Huge, but helpable. And she's struggling with how to help, in this and in general. She has some power, a voice, and platforms more mainstream than The Toast with larger audiences. (Slate, which hosts Dear Prudence, received more than 25 million unique visitors last month). She gets speaking gigs where she makes in an hour what used to she used to make in two weeks. How can she help make not only a small subset of the internet but also the world around her a genuinely better place?
When Ortberg talks about/around that interrogatory, and about what comes next for her, there are pauses and rephrasings and elaborations that double back on themselves. It's the only time all day when her thoughts actually do sound draft-y.
Later that afternoon, as she settles into the couch at her house in Oakland, Ortberg concludes that she wants to be useful. Then again, "I feel like I have said 'useful' a thousand times," she adds, folding one leg under the other.
It's a nice couch, grey and comfortable. It's a nice house, with a nice yard-gate and a nice kitchen island and some nice sparkling water in the fridge. It is, by all dimensions, far from the nearly windowless studio where she began her Toast career just about three years ago.
Ortberg will turn 30 a week after our meeting.

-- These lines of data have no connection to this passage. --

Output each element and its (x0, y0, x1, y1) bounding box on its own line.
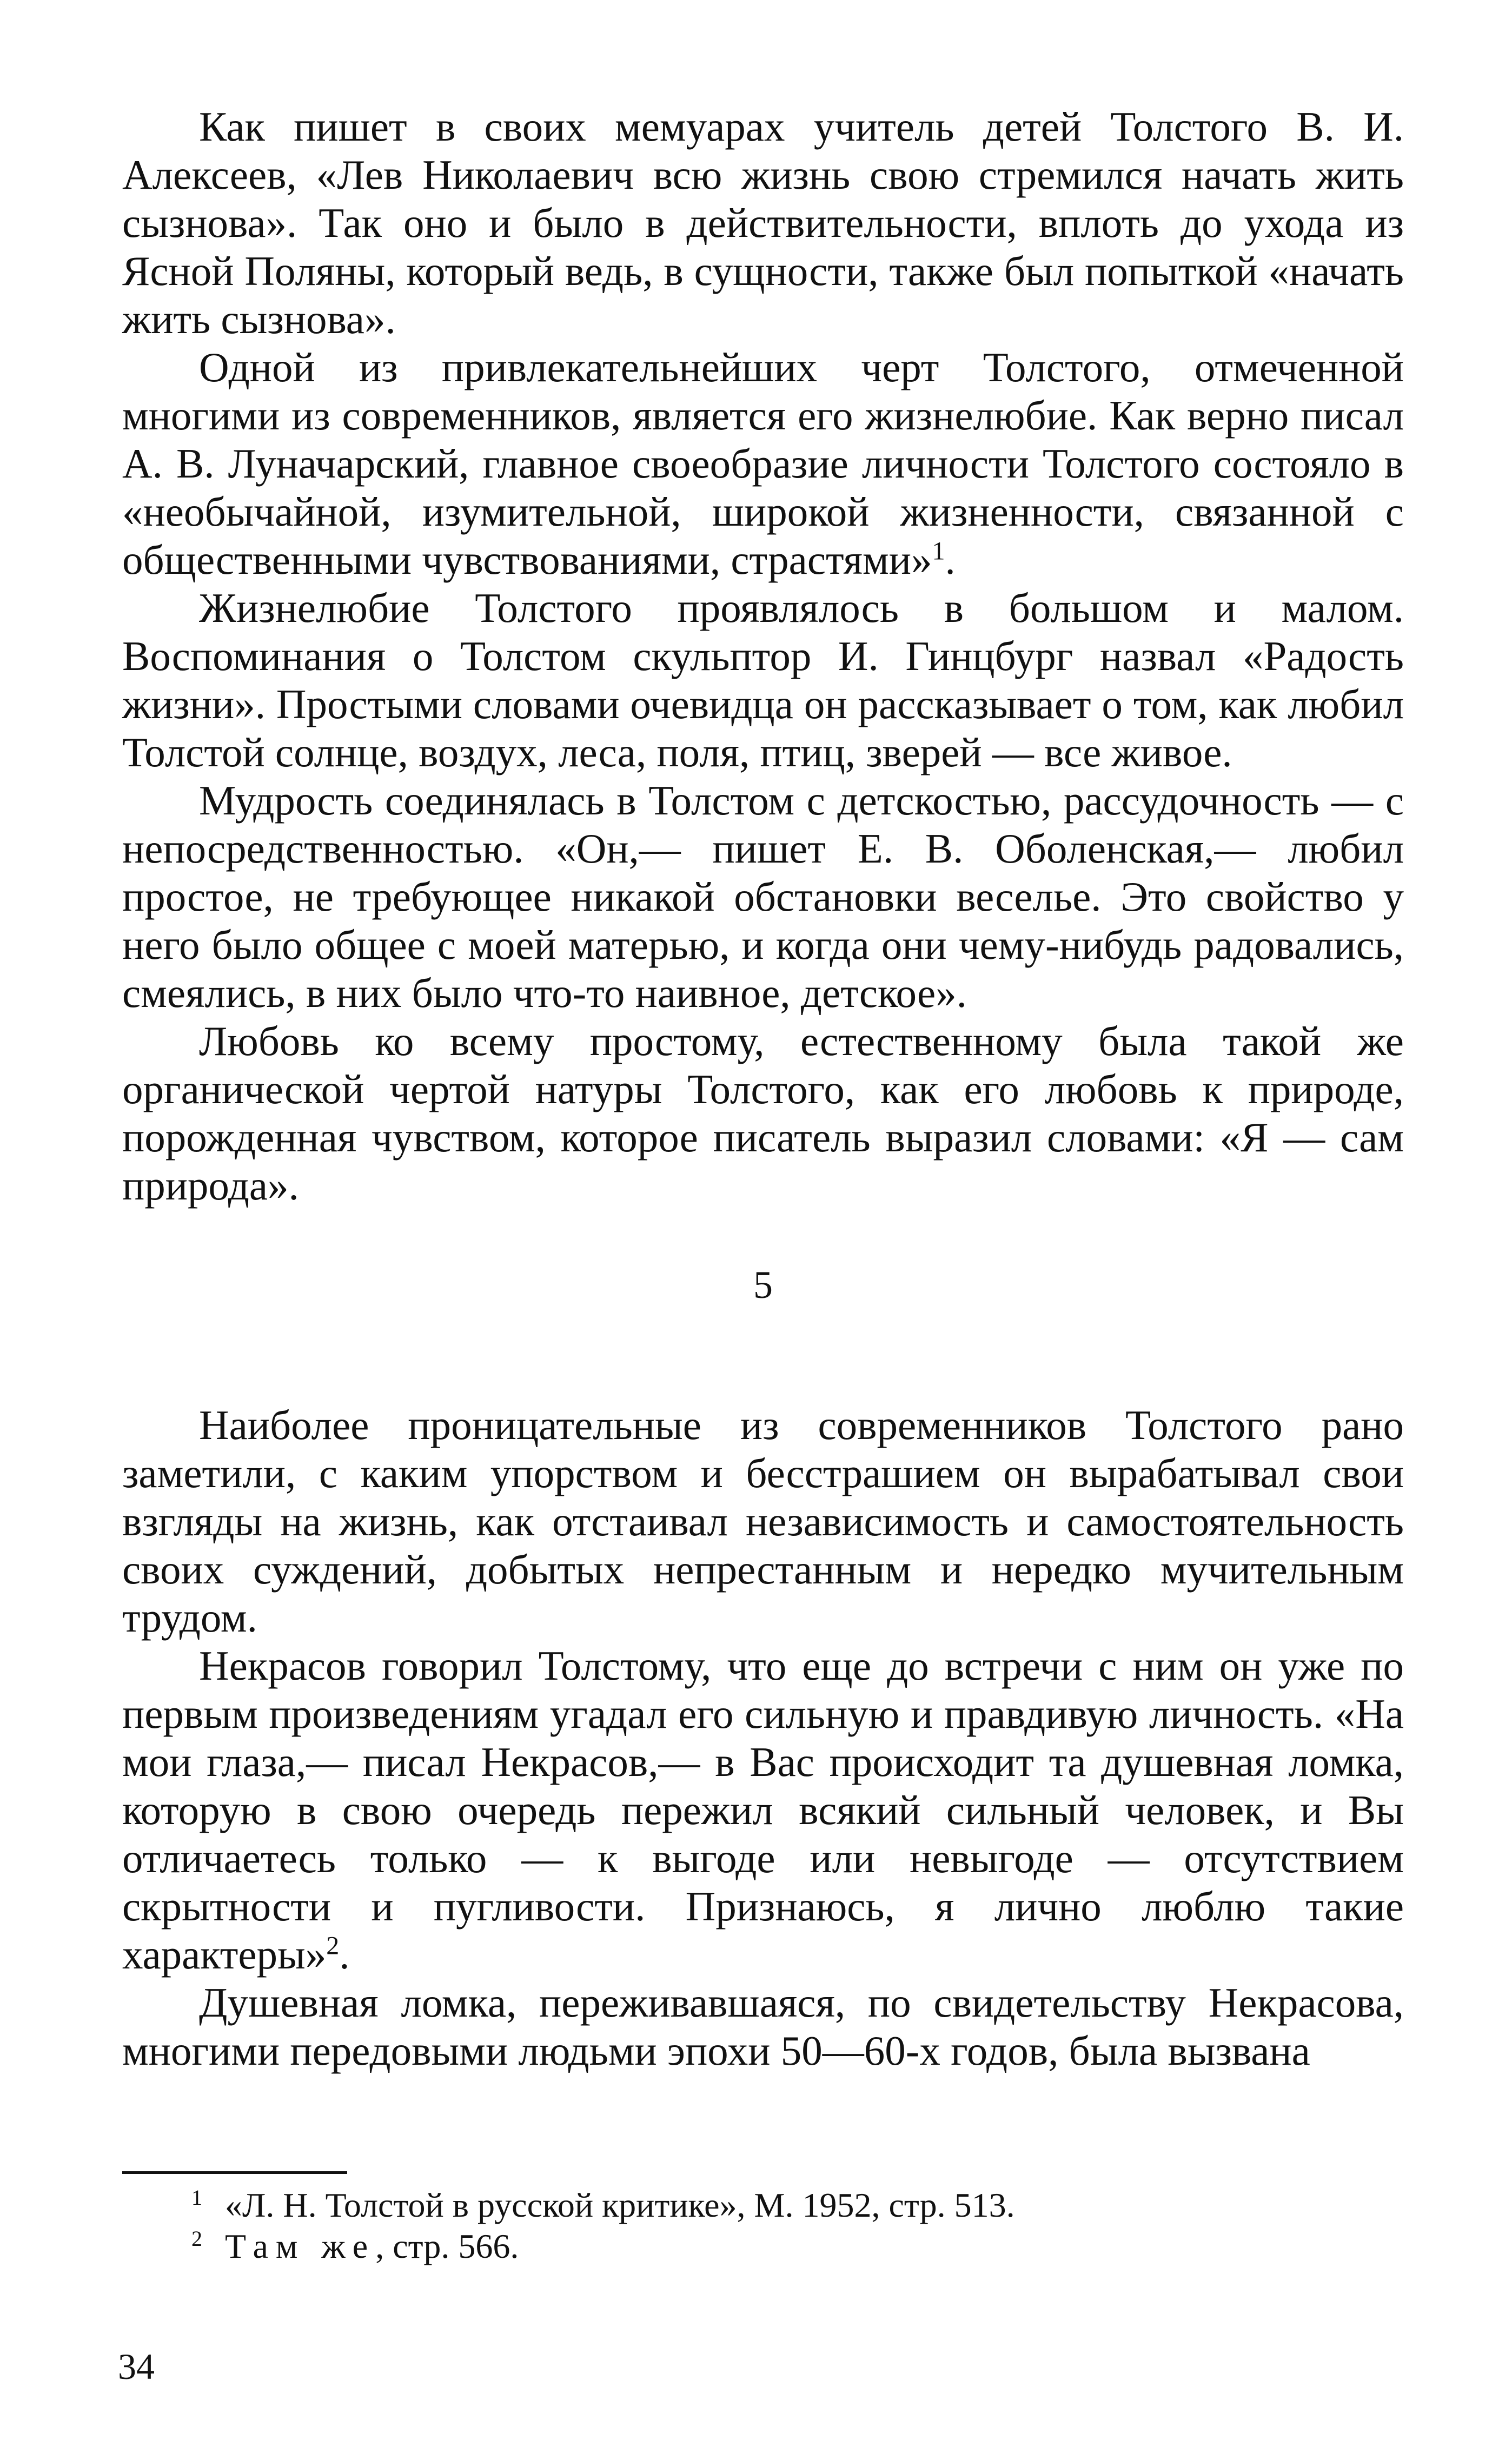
paragraph-text: Как пишет в своих мемуарах учитель детей Толстого В. И. Алексеев, «Лев Николаевич всю жизнь свою стремился начать жить сызнова». Так оно и было в действительности, вплоть до ухода из Ясной Поляны, который ведь, в сущности, также был попыткой «начать жить сызнова». (122, 103, 1404, 342)
paragraph-text: Одной из привлекательнейших черт Толстого, отмеченной многими из современников, является его жизнелюбие. Как верно писал А. В. Луначарский, главное своеобразие личности Толстого состояло в «необычайной, изумительной, широкой жизненности, связанной с общественными чувствованиями, страстями» (122, 344, 1404, 583)
paragraph-obolenskaya (122, 777, 1404, 1017)
paragraph-gintsburg (122, 584, 1404, 777)
footnote-spaced-text: Там же (225, 2227, 376, 2265)
footnote-mark: 1 (191, 2185, 202, 2210)
footnote-text-wrapper (191, 2226, 1404, 2267)
footnote-2 (122, 2226, 1404, 2267)
paragraph-nekrasov (122, 1642, 1404, 1979)
paragraph-text: Душевная ломка, переживавшаяся, по свидетельству Некрасова, многими передовыми людьми эпохи 50—60-х годов, была вызвана (122, 1979, 1404, 2074)
paragraph-text: Любовь ко всему простому, естественному была такой же органической чертой натуры Толстого, как его любовь к природе, порожденная чувством, которое писатель выразил словами: «Я — сам природа». (122, 1018, 1404, 1209)
footnote-divider (122, 2171, 347, 2174)
footnote-ref-1[interactable]: 1 (932, 536, 945, 566)
footnote-text: «Л. Н. Толстой в русской критике», М. 1952, стр. 513. (225, 2186, 1015, 2224)
paragraph-tail: . (339, 1931, 350, 1978)
paragraph-alekseev (122, 103, 1404, 343)
footnote-mark: 2 (191, 2226, 202, 2251)
section-number: 5 (753, 1263, 773, 1307)
paragraph-break (122, 1979, 1404, 2075)
footnote-text: , стр. 566. (375, 2227, 519, 2265)
paragraph-text: Некрасов говорил Толстому, что еще до встречи с ним он уже по первым произведениям угадал его сильную и правдивую личность. «На мои глаза,— писал Некрасов,— в Вас происходит та душевная ломка, которую в свою очередь пережил всякий сильный человек, и Вы отличаетесь только — к выгоде или невыгоде — отсутствием скрытности и пугливости. Признаюсь, я лично люблю такие характеры» (122, 1642, 1404, 1978)
paragraph-nature (122, 1017, 1404, 1210)
footnote-ref-2[interactable]: 2 (326, 1931, 340, 1960)
paragraph-lunacharsky (122, 343, 1404, 584)
footnote-1 (122, 2185, 1404, 2226)
page-number: 34 (118, 2346, 155, 2387)
paragraph-text: Наиболее проницательные из современников Толстого рано заметили, с каким упорством и бесстрашием он вырабатывал свои взгляды на жизнь, как отстаивал независимость и самостоятельность своих суждений, добытых непрестанным и нередко мучительным трудом. (122, 1402, 1404, 1641)
paragraph-text: Мудрость соединялась в Толстом с детскостью, рассудочность — с непосредственностью. «Он,— пишет Е. В. Оболенская,— любил простое, не требующее никакой обстановки веселье. Это свойство у него было общее с моей матерью, и когда они чему-нибудь радовались, смеялись, в них было что-то наивное, детское». (122, 777, 1404, 1016)
footnotes (122, 2185, 1404, 2267)
page-body (122, 103, 1404, 2075)
paragraph-tail: . (945, 536, 956, 583)
paragraph-contemporaries (122, 1401, 1404, 1642)
paragraph-text: Жизнелюбие Толстого проявлялось в большом и малом. Воспоминания о Толстом скульптор И. Гинцбург назвал «Радость жизни». Простыми словами очевидца он рассказывает о том, как любил Толстой солнце, воздух, леса, поля, птиц, зверей — все живое. (122, 585, 1404, 775)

She made Forbes' "30 Under 30" list in 2015, but gone are the days of pats on the back for doing things while young. "I am no longer a rising person," Ortberg says. "But it's not like the only cycle is 'a star is born,' and you're either, like, a bright young thing or a sad James Mason."
Still, while things are going well for her, there's no inertial law of physics demanding that vector remain the same. "I can see how two or three moves in a different direction, and all this changes," she says. Maybe the second book doesn't sell. Maybe people stop asking her to speak. Maybe Slate decides she's imprudent, after all.

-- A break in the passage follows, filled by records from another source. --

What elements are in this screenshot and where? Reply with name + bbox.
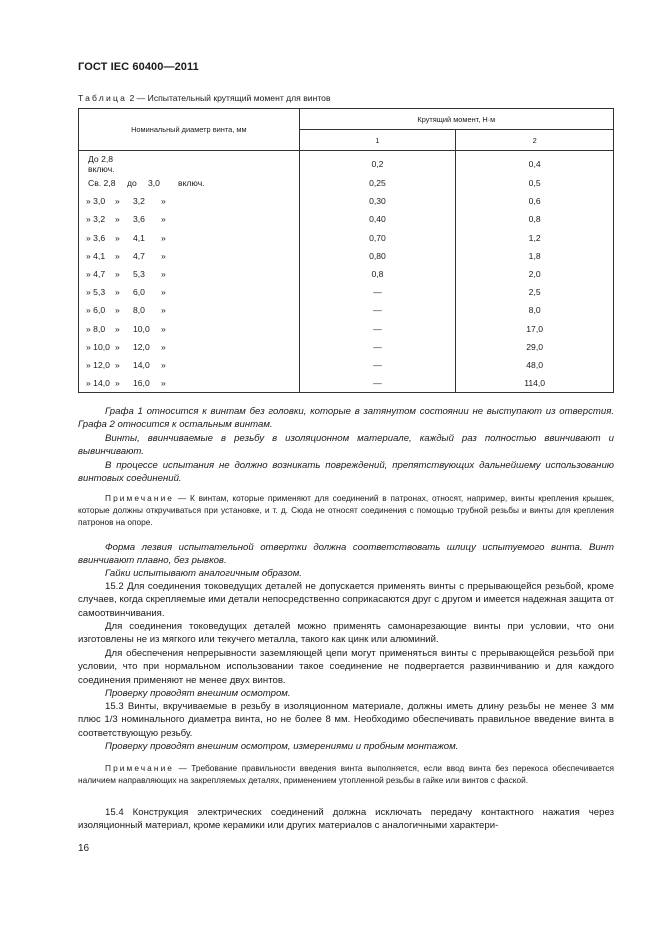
note-2-label: Примечание	[105, 763, 175, 773]
diameter-cell	[79, 301, 300, 319]
torque-v2-cell: 2,0	[456, 265, 614, 283]
diameter-part-a: » 3,0	[86, 196, 106, 207]
header-torque: Крутящий момент, Н·м	[299, 109, 613, 130]
torque-v2-cell: 29,0	[456, 338, 614, 356]
diameter-cell	[79, 247, 300, 265]
paragraph-15-3: 15.3 Винты, вкручиваемые в резьбу в изоляционном материале, должны иметь длину резьбы не менее 3 мм плюс 1/3 номинального диаметра винта, но не более 8 мм. Необходимо обеспечивать правильное введение винта в соответствующую резьбу.	[78, 701, 614, 739]
diameter-part-d: »	[161, 214, 166, 225]
paragraph-15-2: 15.2 Для соединения токоведущих деталей не допускается применять винты с прерывающейся резьбой, кроме случаев, когда скрепляемые ими детали непосредственно соприкасаются друг с другом и имеется надежная защита от самоотвинчивания.	[78, 581, 614, 619]
table-row	[79, 174, 614, 192]
diameter-part-c: 4,1	[133, 232, 145, 243]
diameter-part-d: »	[161, 232, 166, 243]
note-1-text: — К винтам, которые применяют для соединений в патронах, относят, например, винты крепления крышек, которые должны откручиваться при установке, и т. д. Сюда не относят соединения с помощью трубной резьбы и винты для крепления патронов на опоре.	[78, 493, 614, 528]
torque-v1-cell: —	[299, 283, 456, 301]
diameter-part-b: »	[115, 269, 120, 280]
diameter-part-a: Св. 2,8	[88, 178, 116, 189]
torque-v2-cell: 2,5	[456, 283, 614, 301]
note-2-text: — Требование правильности введения винта выполняется, если ввод винта без перекоса обеспечивается наличием направляющих на закрепляемых деталях, применением утопленной резьбы в гайке или винтов с фаской.	[78, 763, 614, 786]
torque-v2-cell: 0,8	[456, 210, 614, 228]
diameter-cell	[79, 229, 300, 247]
diameter-part-c: 5,3	[133, 269, 145, 280]
diameter-cell	[79, 210, 300, 228]
diameter-part-b: »	[115, 359, 120, 370]
diameter-part-a: » 4,1	[86, 250, 106, 261]
torque-v1-cell: 0,80	[299, 247, 456, 265]
table-row	[79, 283, 614, 301]
diameter-part-a: До 2,8 включ.	[88, 154, 115, 174]
torque-v2-cell: 114,0	[456, 374, 614, 393]
diameter-part-b: »	[115, 214, 120, 225]
document-header: ГОСТ IEC 60400—2011	[78, 61, 199, 73]
diameter-part-c: 6,0	[133, 287, 145, 298]
header-col-1: 1	[299, 130, 456, 151]
diameter-part-a: » 10,0	[86, 341, 110, 352]
diameter-cell	[79, 338, 300, 356]
diameter-part-b: »	[115, 196, 120, 207]
diameter-part-d: »	[161, 341, 166, 352]
header-col-2: 2	[456, 130, 614, 151]
diameter-cell	[79, 151, 300, 175]
torque-v1-cell: 0,2	[299, 151, 456, 175]
diameter-part-a: » 6,0	[86, 305, 106, 316]
diameter-part-b: »	[115, 341, 120, 352]
diameter-part-b: »	[115, 323, 120, 334]
paragraph-insulation-screws: Винты, ввинчиваемые в резьбу в изоляционном материале, каждый раз полностью ввинчивают и вывинчивают.	[78, 433, 614, 458]
table-row	[79, 320, 614, 338]
diameter-part-c: 3,0	[148, 178, 160, 189]
table-row	[79, 247, 614, 265]
diameter-part-b: »	[115, 287, 120, 298]
diameter-part-d: »	[161, 305, 166, 316]
table-caption	[78, 93, 331, 103]
diameter-cell	[79, 283, 300, 301]
diameter-part-c: 8,0	[133, 305, 145, 316]
diameter-part-d: »	[161, 359, 166, 370]
diameter-part-a: » 12,0	[86, 359, 110, 370]
diameter-part-a: » 14,0	[86, 378, 110, 389]
table-row	[79, 151, 614, 175]
paragraph-self-tapping: Для соединения токоведущих деталей можно применять самонарезающие винты при условии, что они изготовлены не из мягкого или текучего металла, такого как цинк или алюминий.	[78, 621, 614, 646]
table-row	[79, 356, 614, 374]
torque-v2-cell: 8,0	[456, 301, 614, 319]
table-row	[79, 338, 614, 356]
table-row	[79, 210, 614, 228]
diameter-part-d: включ.	[178, 178, 205, 189]
diameter-part-a: » 5,3	[86, 287, 106, 298]
diameter-part-d: »	[161, 378, 166, 389]
diameter-cell	[79, 192, 300, 210]
torque-v1-cell: 0,70	[299, 229, 456, 247]
paragraph-earthing: Для обеспечения непрерывности заземляющей цепи могут применяться винты с прерывающейся резьбой при условии, что при нормальном использовании такое соединение не подвергается развинчиванию и для каждого соединения применяют не менее двух винтов.	[78, 648, 614, 686]
paragraph-screwdriver-blade: Форма лезвия испытательной отвертки должна соответствовать шлицу испытуемого винта. Винт ввинчивают плавно, без рывков.	[78, 542, 614, 567]
diameter-part-c: 14,0	[133, 359, 150, 370]
torque-v1-cell: 0,40	[299, 210, 456, 228]
table-row	[79, 265, 614, 283]
diameter-part-a: » 8,0	[86, 323, 106, 334]
torque-v1-cell: —	[299, 374, 456, 393]
diameter-part-c: 10,0	[133, 323, 150, 334]
torque-v1-cell: 0,25	[299, 174, 456, 192]
diameter-part-b: »	[115, 378, 120, 389]
table-body	[79, 151, 614, 393]
diameter-part-c: 12,0	[133, 341, 150, 352]
diameter-part-b: до	[127, 178, 137, 189]
diameter-part-b: »	[115, 250, 120, 261]
torque-v2-cell: 0,6	[456, 192, 614, 210]
header-diameter: Номинальный диаметр винта, мм	[79, 109, 300, 151]
page-number: 16	[78, 843, 90, 854]
diameter-part-d: »	[161, 250, 166, 261]
diameter-part-d: »	[161, 196, 166, 207]
paragraph-no-damage: В процессе испытания не должно возникать повреждений, препятствующих дальнейшему использованию винтовых соединений.	[78, 460, 614, 485]
diameter-part-d: »	[161, 323, 166, 334]
note-1	[78, 492, 614, 529]
torque-v2-cell: 17,0	[456, 320, 614, 338]
torque-v1-cell: —	[299, 320, 456, 338]
torque-v1-cell: 0,30	[299, 192, 456, 210]
table-row	[79, 301, 614, 319]
diameter-part-a: » 3,2	[86, 214, 106, 225]
diameter-part-d: »	[161, 269, 166, 280]
paragraph-15-4: 15.4 Конструкция электрических соединений должна исключать передачу контактного нажатия через изоляционный материал, кроме керамики или других материалов с аналогичными характери-	[78, 807, 614, 832]
diameter-part-d: »	[161, 287, 166, 298]
table-row	[79, 192, 614, 210]
paragraph-nuts: Гайки испытывают аналогичным образом.	[105, 568, 302, 579]
paragraph-check-inspection: Проверку проводят внешним осмотром.	[105, 688, 291, 699]
diameter-cell	[79, 356, 300, 374]
diameter-part-c: 3,6	[133, 214, 145, 225]
note-1-label: Примечание	[105, 493, 175, 503]
note-2	[78, 762, 614, 786]
diameter-cell	[79, 320, 300, 338]
torque-table	[78, 108, 614, 393]
diameter-part-c: 16,0	[133, 378, 150, 389]
diameter-cell	[79, 374, 300, 393]
torque-v1-cell: —	[299, 356, 456, 374]
torque-v2-cell: 1,8	[456, 247, 614, 265]
torque-v2-cell: 48,0	[456, 356, 614, 374]
diameter-part-a: » 4,7	[86, 269, 106, 280]
torque-v1-cell: —	[299, 338, 456, 356]
torque-v2-cell: 1,2	[456, 229, 614, 247]
torque-v1-cell: 0,8	[299, 265, 456, 283]
diameter-cell	[79, 265, 300, 283]
table-caption-text: 2 — Испытательный крутящий момент для винтов	[127, 93, 331, 103]
torque-v1-cell: —	[299, 301, 456, 319]
diameter-part-c: 3,2	[133, 196, 145, 207]
torque-v2-cell: 0,5	[456, 174, 614, 192]
table-caption-label: Таблица	[78, 93, 128, 103]
diameter-part-b: »	[115, 232, 120, 243]
table-row	[79, 374, 614, 393]
diameter-part-a: » 3,6	[86, 232, 106, 243]
diameter-part-b: »	[115, 305, 120, 316]
table-row	[79, 229, 614, 247]
torque-v2-cell: 0,4	[456, 151, 614, 175]
diameter-cell	[79, 174, 300, 192]
paragraph-column-note: Графа 1 относится к винтам без головки, которые в затянутом состоянии не выступают из отверстия. Графа 2 относится к остальным винтам.	[78, 406, 614, 431]
diameter-part-c: 4,7	[133, 250, 145, 261]
paragraph-check-measurement: Проверку проводят внешним осмотром, измерениями и пробным монтажом.	[105, 741, 459, 752]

She doesn't seem actively jittery about that future. Turner, in fact, told me her sister is relentlessly present—centered—and that she "makes a decision and doesn't need to look back on it with regret or look ahead with anxiety."
But Ortberg is (centeredly and presently) aware that just as her life was much different, not so long ago, from how it is now, it could also become very different very quickly in the future. And she wants, when possible, to take control of how those differences look. To do good, be good, and make good. To not flow into the easiest life.
While her publisher offered a second "internet joke" book, for instance, Ortberg pitched a collection of short stories instead, which she finished writing this spring. It's called The Merry Spinster and other tales of everyday horror, and it's a departure, in depth of world creation, amount of proper punctuation, and probably audience. As she puts it, "It's not as if I can say, 'Boy, if you loved Texts from Jane Eyre, you're really going to love this set of upsetting short stories about emotional vampires.'"
But the thing about Mallory Ortberg is this: While she inspires marital fantasies in others, and has facilitated union between readers, she doesn't seem to want to be wedded to much herself—not to book genres, not to television shows, and not to beloved websites. She wants the freedom to move on, to make things hard on herself.